Figure 1.Bafilomycin-A1 at low concentration preferentially inhibits the growth of pediatric B-ALL cells. (A) Effect of bafilomycin A1 on the growth of various leukemia cell lines measured by MTT assay. Low-dose bafilomycin A1 preferentially inhibits B-ALL cells over 96 h of bafilomycin A1 treatment with the concentrations indicated. (B) Effect of bafilomycin A1 on proliferation measured by CFSE assay. Cell division of various leukemia cell lines was measured by labeling with CFSE. The cells were cultured for 72 h with or without bafilomycin A1. (C) Effect of bafilomycin A1 on the cell cycle of B-ALL cells. The B-ALL cells were treated with bafilomycin A1, and then the cell cycle was analyzed by flow cytometry after PI staining. Bafilomycin A1 increased the percentage of cells in the G0/G1 phase and decreased the percentage of cells in the S and G2/M phases of the cell cycle. The representative histogram data and the percentage of cells in each stage of the cell cycle after 72 h of treatment are shown. (D) Effect of bafilomycin A1 on cell cycle regulators evaluated by western blotting analysis. ***P<0.001,**P<0.01.

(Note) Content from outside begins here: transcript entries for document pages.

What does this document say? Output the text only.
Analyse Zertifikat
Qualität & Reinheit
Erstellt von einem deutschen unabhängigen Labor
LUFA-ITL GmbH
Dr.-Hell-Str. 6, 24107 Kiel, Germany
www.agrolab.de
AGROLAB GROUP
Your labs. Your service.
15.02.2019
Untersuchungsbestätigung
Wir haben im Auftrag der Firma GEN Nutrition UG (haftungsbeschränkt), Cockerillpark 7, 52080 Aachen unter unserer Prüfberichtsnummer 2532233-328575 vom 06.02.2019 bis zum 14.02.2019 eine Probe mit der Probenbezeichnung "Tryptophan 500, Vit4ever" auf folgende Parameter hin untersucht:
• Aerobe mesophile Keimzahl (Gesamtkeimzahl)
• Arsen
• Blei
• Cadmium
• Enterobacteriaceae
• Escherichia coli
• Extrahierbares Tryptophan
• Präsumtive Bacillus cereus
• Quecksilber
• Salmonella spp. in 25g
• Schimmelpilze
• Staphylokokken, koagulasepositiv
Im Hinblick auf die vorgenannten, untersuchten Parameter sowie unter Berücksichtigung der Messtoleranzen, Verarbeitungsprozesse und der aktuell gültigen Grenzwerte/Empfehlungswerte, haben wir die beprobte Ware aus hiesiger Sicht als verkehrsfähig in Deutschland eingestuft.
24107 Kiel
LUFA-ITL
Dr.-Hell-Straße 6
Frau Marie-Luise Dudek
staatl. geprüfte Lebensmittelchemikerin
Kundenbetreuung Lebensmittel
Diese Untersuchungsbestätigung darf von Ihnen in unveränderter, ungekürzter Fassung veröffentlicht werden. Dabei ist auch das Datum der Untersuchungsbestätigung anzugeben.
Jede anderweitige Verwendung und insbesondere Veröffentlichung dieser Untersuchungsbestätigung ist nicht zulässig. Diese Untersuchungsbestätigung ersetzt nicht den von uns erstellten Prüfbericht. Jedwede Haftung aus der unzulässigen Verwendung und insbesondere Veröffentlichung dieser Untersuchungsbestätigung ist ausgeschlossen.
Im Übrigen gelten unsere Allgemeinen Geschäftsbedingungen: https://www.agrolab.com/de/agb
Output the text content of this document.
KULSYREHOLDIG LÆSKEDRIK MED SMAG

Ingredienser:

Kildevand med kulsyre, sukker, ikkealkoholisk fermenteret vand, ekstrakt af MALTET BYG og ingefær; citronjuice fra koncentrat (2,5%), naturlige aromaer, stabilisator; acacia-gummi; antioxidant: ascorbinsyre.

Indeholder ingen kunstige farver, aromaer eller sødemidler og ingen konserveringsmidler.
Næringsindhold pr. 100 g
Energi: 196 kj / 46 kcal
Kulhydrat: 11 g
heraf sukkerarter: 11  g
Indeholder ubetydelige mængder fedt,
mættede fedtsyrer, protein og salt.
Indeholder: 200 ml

The 697, Nalm-6 and RS4;11 cell lines are derived from pediatric B-ALL patients with distinct oncogenic chromosome translocations. Although the remission rate of these types of B-ALL is high, central nervous system relapse is frequent. To understand the mechanisms by which a low concentration of bafilomycin A1 (1 nM) inhibits the growth of pediatric B-ALL cells, we performed flow cytometric analysis of propidium iodide (PI)-stained samples of the B-ALL cell lines cultured for 72 h in the presence of bafilomycin A1. Bafilomycin A1 increased the percentage of B-ALL 697 and Nalm-6 cells in the G0/G1 phase of the cell cycle, with a concomitant decrease in cells in S and G2/M phases (Figure 1C, Online Supplementary Figure S1C). To elucidate how bafilomycin A1 slows down cell cycle progression, we examined the levels of critical protein components of cell cycle regulation in B-ALL cells. The time course of bafilomycin A1 treatment revealed that p21, but not p27, was increased in the 697 cells and Nalm-6 cells (the effects became obvious at 24 and 48 h, respectively) (Figure 1D, Online Supplementary Figure S1D). Cyclin D3 in the 697 cells and cyclin D1, D3 in Nalm-6 cells were decreased after 72 h of bafilomycin A1 treatment (Figure 1D, Online Supplementary Figure S1D). Cyclin E2 was decreased in the late stage of bafilomycin A1 treatment in both the 697 cells and Nalm-6 cells, but the irregular change in cyclin E2 level in the early stage of culture and drug treatment of 697 cells remain open issues (Figure 1D, Online Supplementary Figure S1D). Bafilomycin A1 treatment also decreased both total Rb and phosphorylated Rb in the 697 cells and Nalm-6 cells (Figure 1D, Online Supplementary Figure S1D). Although there is a discrepancy between the dynamic changes of the cell cycle regulators in different B-ALL cell lines, the overall pattern appears to be similar, with low concentration bafilomycin A1 up-regulating the protein levels of certain cell cycle-dependent kinase (CDK) inhibitors, but down-regulating the protein levels of certain cyclin members.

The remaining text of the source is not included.